🤖 AI Summary
Large language models (LLMs) employ opaque and dynamically updated content moderation policies, implicitly shaping public discourse without systematic monitoring mechanisms. To address this gap, we propose AI Watchman—the first longitudinal auditing framework specifically designed to analyze LLM content refusal behavior. It leverages a multilingual dataset spanning 400+ sociopolitical topics to conduct automated, cross-temporal and cross-model audits of leading models—including OpenAI’s GPT-4.1 and GPT-5, and DeepSeek—complemented by qualitative analysis. AI Watchman achieves three novel contributions: (1) detection of unannounced policy shifts in content moderation; (2) quantitative measurement of inter-vendor and inter-model moderation disparities; and (3) construction of a systematic taxonomy of refusal types. Empirical evaluation demonstrates its efficacy in exposing opaque moderation logic and supporting regulatory assessment and public oversight. The framework establishes a reproducible methodological foundation for advancing LLM transparency research.
📝 Abstract
Large language models' (LLMs') outputs are shaped by opaque and frequently-changing company content moderation policies and practices. LLM moderation often takes the form of refusal; models' refusal to produce text about certain topics both reflects company policy and subtly shapes public discourse.
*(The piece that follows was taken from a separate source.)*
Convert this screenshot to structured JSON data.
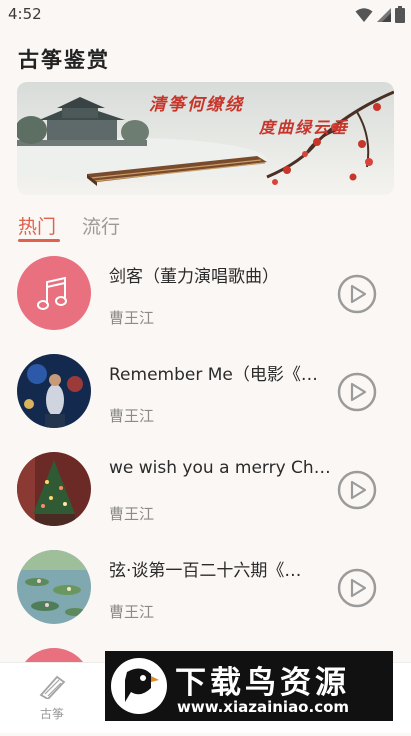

We introduce AI Watchman, a longitudinal auditing system to publicly measure and track LLM refusals over time, to provide transparency into an important and black-box aspect of LLMs. Using a dataset of over 400 social issues, we audit Open AI's moderation endpoint, GPT-4.1, and GPT-5, and DeepSeek (both in English and Chinese). We find evidence that changes in company policies, even those not publicly announced, can be detected by AI Watchman, and identify company- and model-specific differences in content moderation. We also qualitatively analyze and categorize different forms of refusal. This work contributes evidence for the value of longitudinal auditing of LLMs, and AI Watchman, one system for doing so.